Passamos da fase da dor intensa à fase do prurido insuportável. Essa noite acordei desesperada de tanta vontade de me coçar. Não há creme Nivea que dê jeito na pele toda esticada ao redor da ferida. E a cada dez passos que eu dava ou a cada cinco minutos em pé, começava a sair sangue da ferida outra vez.
Fui levar o almoço do Mirco e de mais três operários a Cannara, onde eles estão pintando a escadaria de uma fábrica de roupas, e quando voltei vi que saía sangue diluído em linfa de um furinho bem no meio da crosta. Tive uns cinco minutos de irritação e resolvi me operar.
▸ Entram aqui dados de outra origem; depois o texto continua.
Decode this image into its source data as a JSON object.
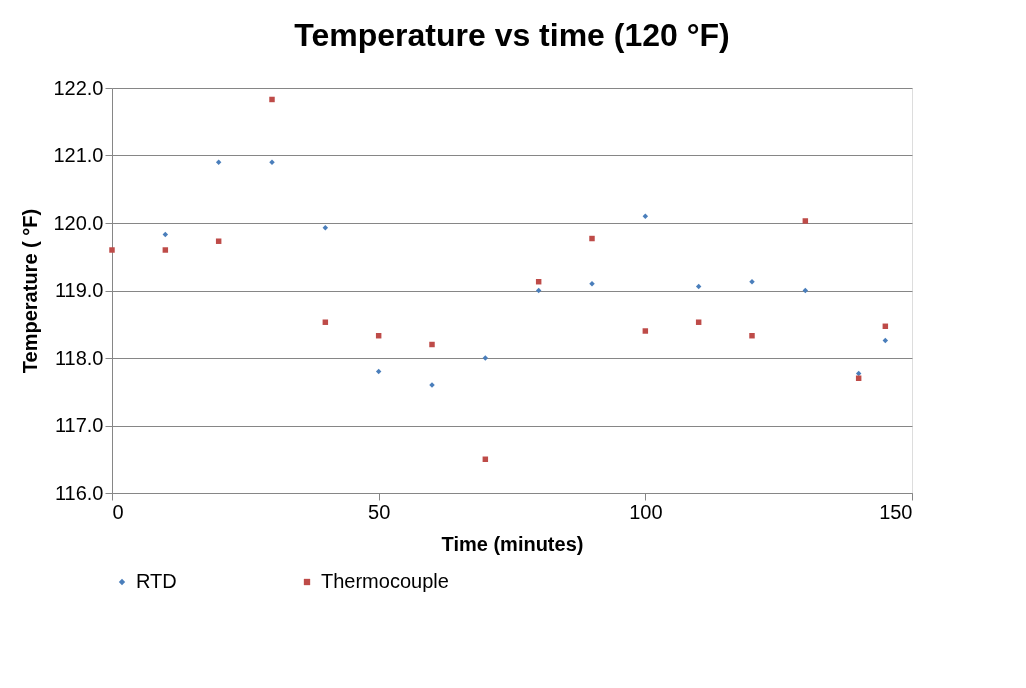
{
  "chart_data": {
    "type": "scatter",
    "title": "Temperature vs time (120 °F)",
    "xlabel": "Time (minutes)",
    "ylabel": "Temperature ( °F)",
    "x": [
      0,
      10,
      20,
      30,
      40,
      50,
      60,
      70,
      80,
      90,
      100,
      110,
      120,
      130,
      140,
      145
    ],
    "series": [
      {
        "name": "RTD",
        "color": "#4a7ebb",
        "marker": "diamond",
        "values": [
          null,
          119.83,
          120.9,
          120.9,
          119.93,
          117.8,
          117.6,
          118.0,
          119.0,
          119.1,
          120.1,
          119.06,
          119.13,
          119.0,
          117.77,
          118.26
        ]
      },
      {
        "name": "Thermocouple",
        "color": "#be4b48",
        "marker": "square",
        "values": [
          119.6,
          119.6,
          119.73,
          121.83,
          118.53,
          118.33,
          118.2,
          116.5,
          119.13,
          119.77,
          118.4,
          118.53,
          118.33,
          120.03,
          117.7,
          118.47
        ]
      }
    ],
    "xlim": [
      0,
      150
    ],
    "xticks": [
      0,
      50,
      100,
      150
    ],
    "ylim": [
      116,
      122
    ],
    "yticks": [
      {
        "value": 116,
        "label": "116.0"
      },
      {
        "value": 117,
        "label": "117.0"
      },
      {
        "value": 118,
        "label": "118.0"
      },
      {
        "value": 119,
        "label": "119.0"
      },
      {
        "value": 120,
        "label": "120.0"
      },
      {
        "value": 121,
        "label": "121.0"
      },
      {
        "value": 122,
        "label": "122.0"
      }
    ],
    "grid": "y",
    "legend": "bottom"
  }
}
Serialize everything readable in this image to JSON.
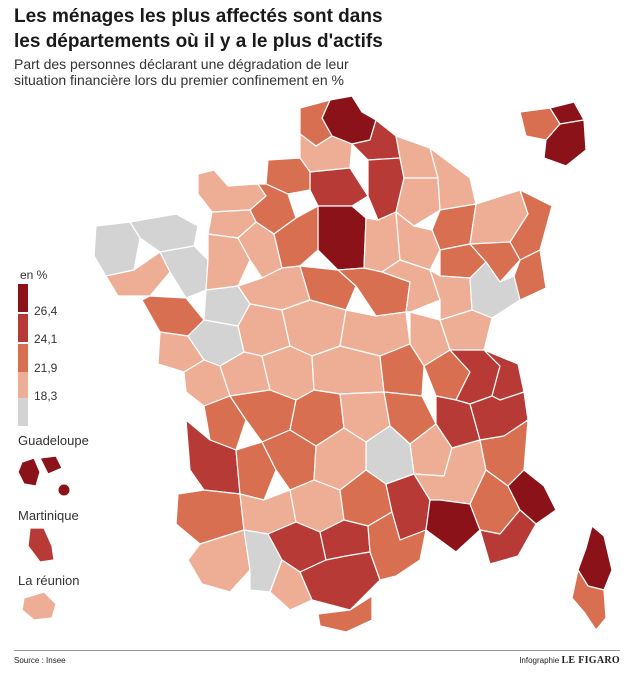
{
  "title": "Les ménages les plus affectés sont dans les départements où il y a le plus d'actifs",
  "subtitle": "Part des personnes déclarant une dégradation de leur situation financière lors du premier confinement en %",
  "legend": {
    "unit": "en %",
    "thresholds": [
      "26,4",
      "24,1",
      "21,9",
      "18,3"
    ],
    "colors": [
      "#8b1219",
      "#b73a36",
      "#d86f51",
      "#eeae96",
      "#d3d3d3"
    ]
  },
  "overseas": {
    "guadeloupe": "Guadeloupe",
    "martinique": "Martinique",
    "reunion": "La réunion"
  },
  "footer": {
    "source": "Source : Insee",
    "credit_prefix": "Infographie",
    "credit_brand": "LE FIGARO"
  }
}
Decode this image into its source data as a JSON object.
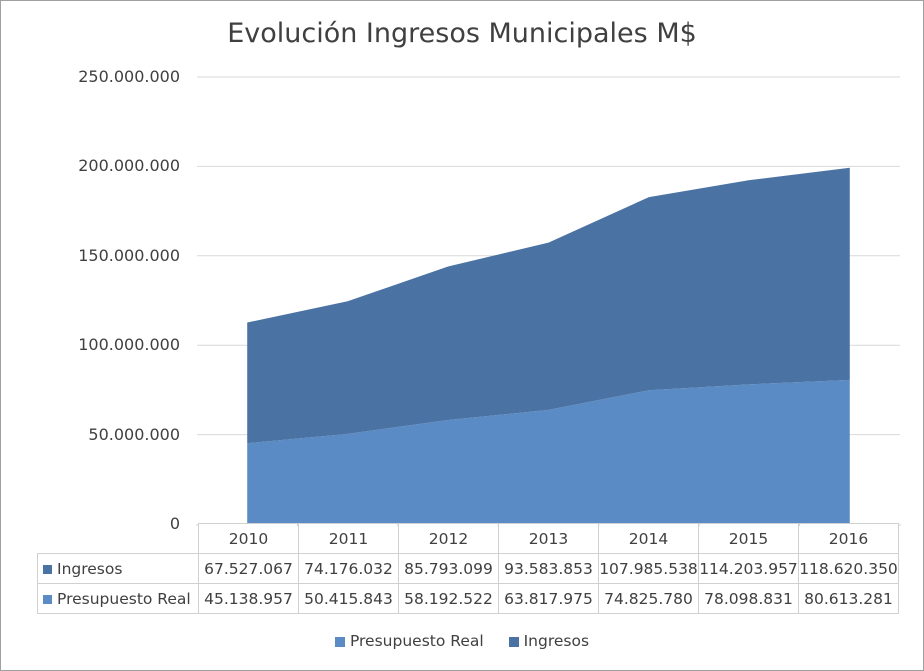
{
  "chart_data": {
    "type": "area",
    "stacked": true,
    "title": "Evolución Ingresos Municipales M$",
    "categories": [
      "2010",
      "2011",
      "2012",
      "2013",
      "2014",
      "2015",
      "2016"
    ],
    "ylim": [
      0,
      250000000
    ],
    "yticks": [
      0,
      50000000,
      100000000,
      150000000,
      200000000,
      250000000
    ],
    "ytick_labels": [
      "0",
      "50.000.000",
      "100.000.000",
      "150.000.000",
      "200.000.000",
      "250.000.000"
    ],
    "grid": true,
    "legend_position": "bottom",
    "series": [
      {
        "name": "Presupuesto Real",
        "color": "#5b8bc4",
        "values": [
          45138957,
          50415843,
          58192522,
          63817975,
          74825780,
          78098831,
          80613281
        ],
        "labels": [
          "45.138.957",
          "50.415.843",
          "58.192.522",
          "63.817.975",
          "74.825.780",
          "78.098.831",
          "80.613.281"
        ]
      },
      {
        "name": "Ingresos",
        "color": "#4a72a3",
        "values": [
          67527067,
          74176032,
          85793099,
          93583853,
          107985538,
          114203957,
          118620350
        ],
        "labels": [
          "67.527.067",
          "74.176.032",
          "85.793.099",
          "93.583.853",
          "107.985.538",
          "114.203.957",
          "118.620.350"
        ]
      }
    ],
    "table_rows": [
      "Ingresos",
      "Presupuesto Real"
    ],
    "legend_order": [
      "Presupuesto Real",
      "Ingresos"
    ]
  }
}
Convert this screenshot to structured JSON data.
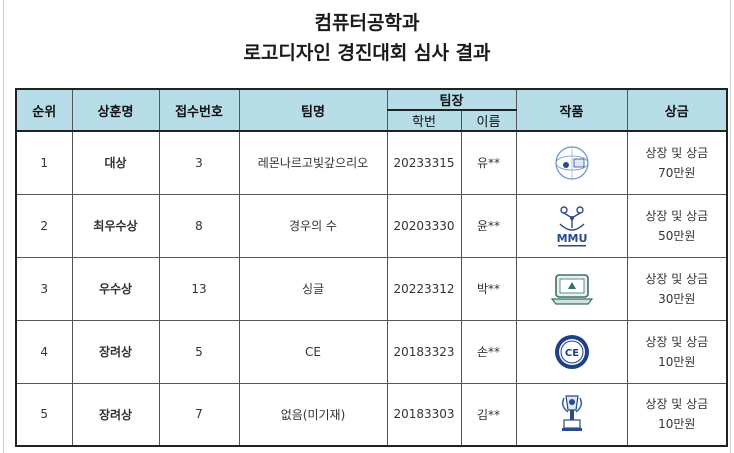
{
  "title": {
    "line1": "컴퓨터공학과",
    "line2": "로고디자인 경진대회 심사 결과"
  },
  "headers": {
    "rank": "순위",
    "award": "상훈명",
    "entry_no": "접수번호",
    "team_name": "팀명",
    "leader": "팀장",
    "student_id": "학번",
    "name": "이름",
    "work": "작품",
    "prize": "상금"
  },
  "rows": [
    {
      "rank": "1",
      "award": "대상",
      "entry_no": "3",
      "team_name": "레몬나르고빛갚으리오",
      "student_id": "20233315",
      "name": "유**",
      "prize_line1": "상장 및 상금",
      "prize_line2": "70만원",
      "logo": "globe-logo-icon"
    },
    {
      "rank": "2",
      "award": "최우수상",
      "entry_no": "8",
      "team_name": "경우의 수",
      "student_id": "20203330",
      "name": "윤**",
      "prize_line1": "상장 및 상금",
      "prize_line2": "50만원",
      "logo": "mmu-network-logo-icon",
      "logo_text": "MMU"
    },
    {
      "rank": "3",
      "award": "우수상",
      "entry_no": "13",
      "team_name": "싱글",
      "student_id": "20223312",
      "name": "박**",
      "prize_line1": "상장 및 상금",
      "prize_line2": "30만원",
      "logo": "laptop-logo-icon"
    },
    {
      "rank": "4",
      "award": "장려상",
      "entry_no": "5",
      "team_name": "CE",
      "student_id": "20183323",
      "name": "손**",
      "prize_line1": "상장 및 상금",
      "prize_line2": "10만원",
      "logo": "ce-emblem-logo-icon",
      "logo_text": "CE"
    },
    {
      "rank": "5",
      "award": "장려상",
      "entry_no": "7",
      "team_name": "없음(미기재)",
      "student_id": "20183303",
      "name": "김**",
      "prize_line1": "상장 및 상금",
      "prize_line2": "10만원",
      "logo": "trophy-logo-icon"
    }
  ],
  "colors": {
    "header_bg": "#b7dde8",
    "logo_blue": "#2b4a8c"
  }
}
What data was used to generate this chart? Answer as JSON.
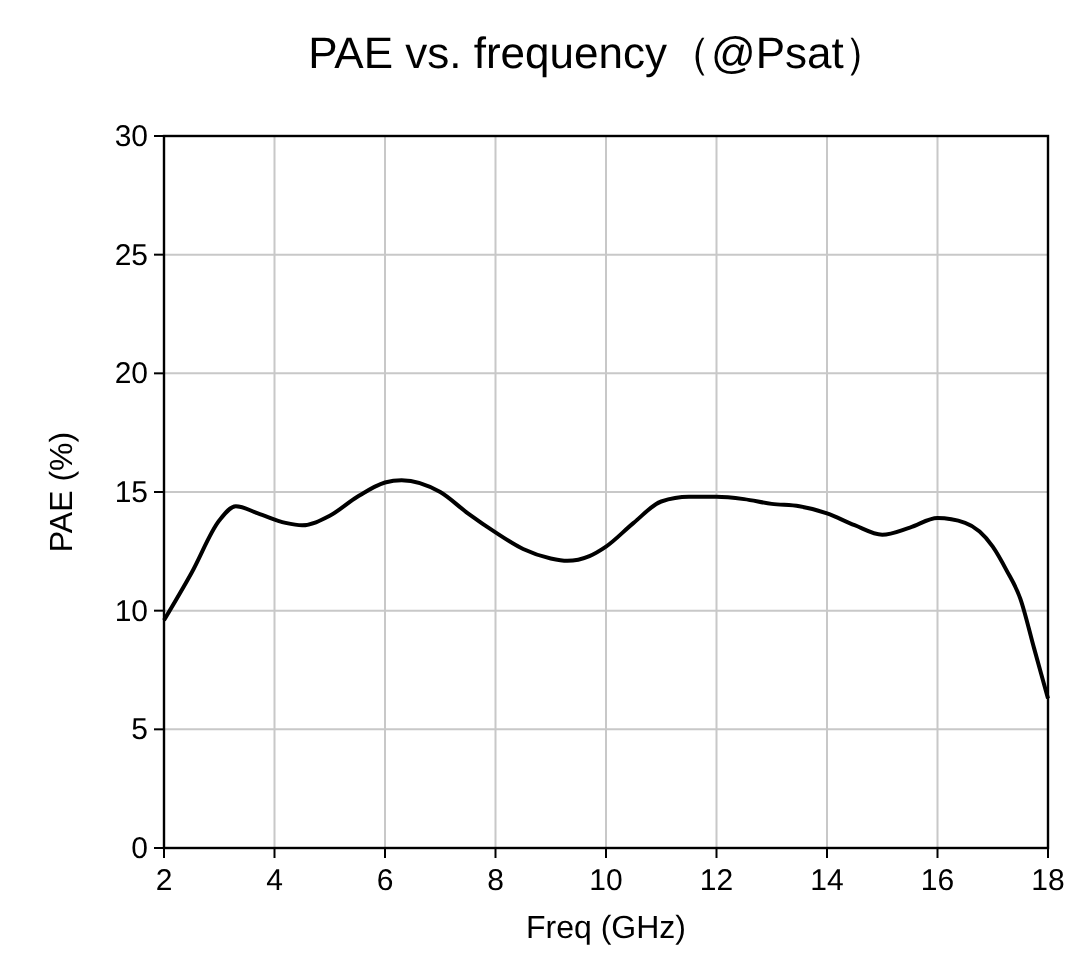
{
  "chart_data": {
    "type": "line",
    "title": "PAE vs. frequency（@Psat）",
    "xlabel": "Freq (GHz)",
    "ylabel": "PAE (%)",
    "x": [
      2,
      2.5,
      3,
      3.3,
      3.7,
      4.2,
      4.5,
      5,
      5.5,
      6,
      6.3,
      7,
      7.5,
      8,
      8.5,
      9,
      9.3,
      9.7,
      10,
      10.5,
      11,
      11.5,
      12,
      12.5,
      13,
      13.5,
      14,
      14.5,
      15,
      15.5,
      16,
      16.5,
      17,
      17.25,
      17.5,
      17.75,
      18
    ],
    "series": [
      {
        "color": "#000000",
        "values": [
          9.6,
          11.6,
          13.8,
          14.4,
          14.1,
          13.7,
          13.6,
          14.0,
          14.8,
          15.4,
          15.5,
          15.0,
          14.1,
          13.3,
          12.6,
          12.2,
          12.1,
          12.3,
          12.7,
          13.7,
          14.6,
          14.8,
          14.8,
          14.7,
          14.5,
          14.4,
          14.1,
          13.6,
          13.2,
          13.5,
          13.9,
          13.7,
          12.7,
          11.7,
          10.5,
          8.4,
          6.3
        ]
      }
    ],
    "xlim": [
      2,
      18
    ],
    "xticks": [
      2,
      4,
      6,
      8,
      10,
      12,
      14,
      16,
      18
    ],
    "ylim": [
      0,
      30
    ],
    "yticks": [
      0,
      5,
      10,
      15,
      20,
      25,
      30
    ],
    "grid": true,
    "marker": "none",
    "line_style": "solid"
  }
}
Me armei de tesourinha, pinça e lente de aumento e fui pra minha sala de cirurgia, ou seja, a borda da banheira. Dei umas batidinhas com a pinça na crosta e ouvi um tum tum surdo, sinal de espaço vazio por baixo. Fui cortando as bordas da crosta com a tesourinha e não sentia resistência nem dor intensa, sinal que as traves de tecido conjuntivo tinham sumido, ou melhor, tinham sido reabsorvidas. Fui cortando, cortando, cortando, até que só ficou um pedacinho pequeno da crosta, bem grudado à pele. Em torno da cratera em carne viva que sobrou, muito sangue coagulado, testemunha da porrada com o pedal da semana passada. Com a lente de aumento examinei bem a ferida: carne viva sim, sangue vivo sim, muita linfa, mas felizmente nada de pus. Olha o sistema imunológico da Leticia aí gente! Seguuuuuuura leucóooooocito! Lavei com água corrente, lavei com desinfetante e nem ardeu. Sequei bem ao redor, mas não tinha a menor possibilidade de cobrir com gaze. Qualquer coisa que encoste em qualquer ponto do pé causa muita dor, porque tá tudo sensibilizado. Então pensei num velho truque que usávamos às vezes em feridas cirúrgicas na enfermaria: açúcar. Como açúcar dá cárie, hohoho, joguei um pouquinho de mel na ferida. Teoricamente os microorganismos não seguram a onda de tanta saturação, perdem líquido e puf, morrem. O mel é um conservante natural e praticamente não estraga nunca. De qualquer maneira, mal nao faz, e como o ambiente aqui na oficina é absolutamente insalubre, com uma concentração de poeira e elementos em suspensão que chega a dar nos nervos, e como eu não quero toda essa poeira nojenta grudando na minha ferida aberta, o mel pelo menos forma uma película protetora que impede o contato direto com as coisas nojentas. Agora está doendo um pouco, mas pelo menos não coça mais, a pele não está mais toda esticada e torta ao redor da ferida, e o líquido que quiser sair sai numa boa, sem ficar empacado com aquela bosta de crosta. Tá feio pra caramba e tenho medo de assustar as pessoas quando sair de casa, mas foda-se. O alívio é impressionante, a sensação de liberdade é maravilhosa. Adeus, crosta maldita.
Agora é só tomar muito cuidado com o sol, pra não ficar com o pé marcado pra sempre. E parar de saracotear, porque quanto mais eu ficar quieta no meu canto, mais rápido acaba essa chatice.